Last week, Facebook announced that it would be banning any content that denies or distorts the Holocaust from its platform. Doing so takes Facebook one more step down the road to curbing misinformation on its platform.
But this precedent is worrisome for two reasons. First, it’s a new kind of censorship—one of ideas rather than concepts—and second, the censor is a corporation, not a government. Both are deeply problematic.
On the first, social media platforms have long censored certain concepts. Terms like ‘White Supremacy’ and racial, ethnic, or religious slurs are verboten. Bots constantly hunt for a list of banned words and delete posts containing the linguistic contraband quickly. Professors in a good college classroom would do the same. While students should be free to speak and express ideas, some ways of doing so are inimical to the goals of a classroom. It’s not problematic to ask students to refrain from using racial slurs or hateful language.
But the new Facebook ban isn’t one of concepts. It’s one of ideas. No one is welcome to express content like “the total number of deaths in Holocaust is lower than widely believed.” Telling people what they can say is much different than telling people how they must say it. Imagine a college professor telling students from the outset that there are some ideas that they will not be allowed to mention or defend in class no matter how careful their wording, evidence, or approach. That’s a very different kind of censorship.
There are two problems with this escalation from concepts to content. First—as pointed out by John Stuart Mill and others—humans can’t just tell at a glance whether something is true. As Kathryn Schultz puts it in a recent TED talk, being right feels just like being wrong. Instead, we use reasons, experience, and evidence to build a case to sort the true from the false. Those cases are rarely air-tight. Yet administrators at Facebook make a call for everyone on where the best evidence lies. Those same administrators in 1550 would have thought that the earth is the center of the solar system (look around—what could be more obvious?) and that European people are more intelligent, on average, than others. Thankfully for Galileo and Humanists, Facebook wasn’t around back then to adjudicate the truth.
The second problem with the escalation from concepts to content is that it creates a false sense of security. Censoring misinformation doesn’t make it go away. It just pushes it onto another platform. We complain about the micro-targeting aspects of modern political campaigning that allow messages to be tailored to people’s age, race, location, browsing history, etc. Ads filled with misinformation fly below the radar because they are not out in the public space where they can be refuted. And then we turn around and do the very same thing by forcing those with unorthodox views to express them private enclaves away from the public eye. That only allows the misinformation to fester.
You might disagree with me about the question of censoring content rather than concepts. You might think that some content is just so mistaken or so heinous or so harmful that it can be rightly censored in a public forum. OK. Suppose you're right.
This raises a second concern: who gets to make the call on what counts as mistaken, heinous, or harmful? This isn't a question of WHAT gets censored. This is a question of WHO makes that call. In this case, the call is being made by the owners of the social media landscape: corporations.
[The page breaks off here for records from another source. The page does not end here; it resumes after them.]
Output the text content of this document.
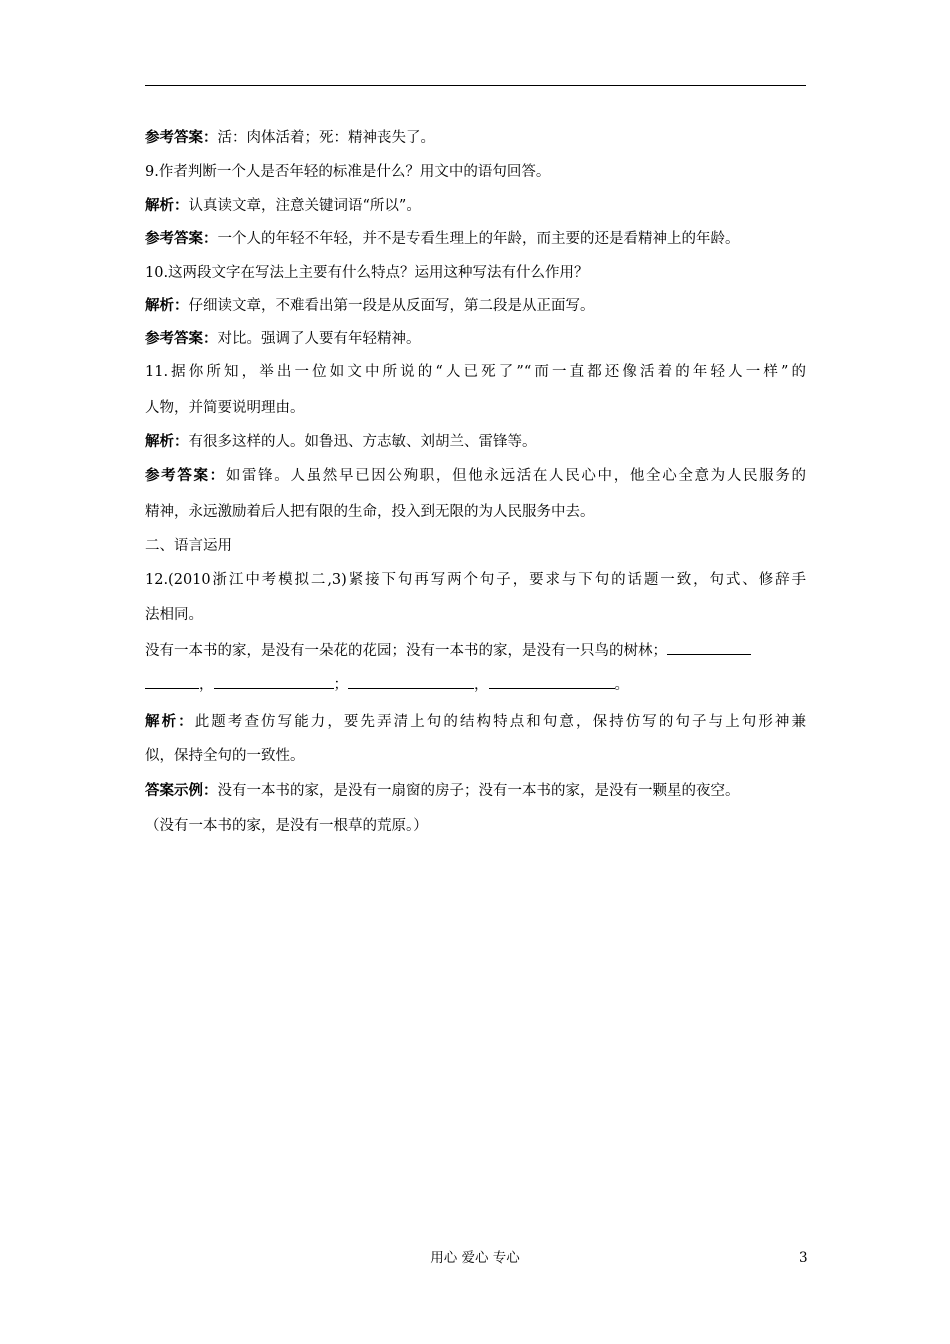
参考答案：活：肉体活着；死：精神丧失了。
9.作者判断一个人是否年轻的标准是什么？用文中的语句回答。
解析：认真读文章，注意关键词语“所以”。
参考答案：一个人的年轻不年轻，并不是专看生理上的年龄，而主要的还是看精神上的年龄。
10.这两段文字在写法上主要有什么特点？运用这种写法有什么作用？
解析：仔细读文章，不难看出第一段是从反面写，第二段是从正面写。
参考答案：对比。强调了人要有年轻精神。
11.据你所知，举出一位如文中所说的“人已死了”“而一直都还像活着的年轻人一样”的
人物，并简要说明理由。
解析：有很多这样的人。如鲁迅、方志敏、刘胡兰、雷锋等。
参考答案：如雷锋。人虽然早已因公殉职，但他永远活在人民心中，他全心全意为人民服务的
精神，永远激励着后人把有限的生命，投入到无限的为人民服务中去。
二、语言运用
12.(2010浙江中考模拟二,3)紧接下句再写两个句子，要求与下句的话题一致，句式、修辞手
法相同。
没有一本书的家，是没有一朵花的花园；没有一本书的家，是没有一只鸟的树林；
，	；	，	。
解析：此题考查仿写能力，要先弄清上句的结构特点和句意，保持仿写的句子与上句形神兼
似，保持全句的一致性。
答案示例：没有一本书的家，是没有一扇窗的房子；没有一本书的家，是没有一颗星的夜空。
（没有一本书的家，是没有一根草的荒原。）
用心 爱心 专心	3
And that raises two further problems even if you grant that some content can be rightly censored from the public sphere.
First, corporations have incentives to make profits. To put it mildly, those incentives don’t always align with the truth or with the interests of political minorities. Instead, corporate incentives are more likely to be aligned with the content that makes the most subscribers happy. Sometimes that will be the truth. Sometimes it will not. In either case, corporations have a perverse incentive to regulate content in ways that help the bottom line.
Second, there’s more than one corporation in the social media space. Each has carved out a particular slice of the social media landscape, and each has a somewhat different business model and clientele (think of Twitter vs. Parler). There’s no antecedent reason to think that they will judge what’s true and what’s false, what’s harmful and what’s not, in the same way. Further, there's good empirical reason to think that they will make the call differently when doing so helps them to build a particular customer base (why else do you think Fox News and MSNBC draw the lines on what's true in different ways?). When we put corporations in charge of censorship, we’re purposefully fragmenting our social interaction. Facebook bans content on Holocaust denial. Perhaps Gab bans content on human-induced climate change. Then Parler bans content defending Hamas. And so on. We need to talk to one another, not past one another. Letting corporations make the call on what's true or false ensures that we'll do the latter.
In sum, Americans should be concerned about the rise of censorship by social media bosses. It’s beyond that of concepts or language. We’re moving into the censorship of ideas. No free society will survive that.